品質管理の基礎知識(その9)
日本科学技術連盟(日科技連)が提唱しているQCサークル活動の定義と基本理念は次の通りです。
1QCサークルとは同じ職場内で品質管理活動を自主的に行なうグループである。この小グループは全社的品質管理活動の一環として、自己啓発、相互啓発を行ない、QC手法を活用して職場の管理活動を継続的に全員参加で行なう。
2QCサークルの基本理念は次の3項目である。
1 企業の体質改善、発展に寄与する。
2 人間性を尊重して生きがいのある職場を作る。
3 人間の能力を発揮し、無限の可能性を引き出す。
このような理念を踏まえて日本のある工場で「耳の不自由な作業員が働きやすい職場環境を作る」ことをテーマにしたQCサークルがありました。この工場では自動車の部品を生産しているのですが、Yさんと言う耳の不自由な作業員がいました。サークルのメンバーはYさんが働きやすくするにはどうしたら良いのだろうと考え、Yさん自身から話を聞き、QC手法を使いながら「上司が簡単な手話をマスターしてYさんとのコミュニケーションをより深める」「アラームなどが聞こえないのでパトライトを付ける」など数多くの改善を行ないました。

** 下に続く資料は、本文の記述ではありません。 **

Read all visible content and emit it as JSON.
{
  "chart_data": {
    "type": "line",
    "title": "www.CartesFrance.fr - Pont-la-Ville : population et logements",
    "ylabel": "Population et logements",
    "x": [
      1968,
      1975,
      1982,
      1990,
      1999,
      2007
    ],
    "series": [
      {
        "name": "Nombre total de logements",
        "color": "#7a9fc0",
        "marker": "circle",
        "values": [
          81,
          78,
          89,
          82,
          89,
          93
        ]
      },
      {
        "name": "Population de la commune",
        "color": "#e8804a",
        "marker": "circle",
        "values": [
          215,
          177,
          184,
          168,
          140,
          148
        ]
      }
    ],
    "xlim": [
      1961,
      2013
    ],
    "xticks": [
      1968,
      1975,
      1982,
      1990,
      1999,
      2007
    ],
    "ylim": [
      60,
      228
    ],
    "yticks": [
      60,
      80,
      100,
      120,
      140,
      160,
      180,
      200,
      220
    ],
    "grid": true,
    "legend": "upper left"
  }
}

この話で私が感心したのはQCサークルのメンバーが「Yさんから話を聞くのも大切だが、一番大切なのは私たち自身が耳が不自由な人と同じ体験して、理屈ではなく感覚で問題を掴むことではないか」と実際に耳栓をして耳が聞こえない状態でYさんの担当課所の作業を行なったことです。このように自分自身が体で問題にぶつかり、自分自身が感じたことを基準に解決方法を探って行く姿勢は日本的と言えますが、問題解決においてはとても大事なことだと思います。タイの管理職は問題が発生しても「現場に行かない」「現物を見ない」「検証するために実際に作業を行なったりしない」など、どうしても「理屈」だけで問題を解決しようとしがちなだけに、日本人駐在員が率先して問題にぶつかる姿勢を見せることにより教育して行くことが大切だと思います。
さて品質管理を進めるにために、ぜひ管理者に理解して実践してもらいたい内容ですが「責任転嫁をしない」の他にも下記の項目があります。
現場に出る:
管理者の中には机に座ったまま現場の巡回を行わない人もいるようです。これでは限られた情報しか入ってきませんし、情報不足により判断を誤る可能性もあります。また管理者が現場に来ないと部下や従業員は「管理者は品質への関心が薄いのでは」と感じて品質への意識が低下することもあります。管理者が正しい判断を行うためには自分自身で現場を見て、担当者と話し合いコミュニケーションを深めながら情報収集を行うことが大切です。また管理者が現場に行き品質に関心があることを示すことにより、職場の雰囲気や品質への意識も向上して行くのです。
忙しいを言い訳にしない:
不良が発生すしても日常の仕事が忙しいことを理由に不良対策などの品質関係の仕事を後回しにする人もいるようです。これでは不良の対策が進まないし、同じ種類の不良が再発することもあります。また不良の対策は他の部署との協力して進めることが多いので、一人が仕事を行わないと全体に遅れが出てしまい、多くの人が迷惑します。品質に対する仕事は最優先となりますから、不良が発生した場合など自分の仕事を整理して優先順位を付けて片づけるなど能率良く進め、不良対策に遅れが出ないようにします。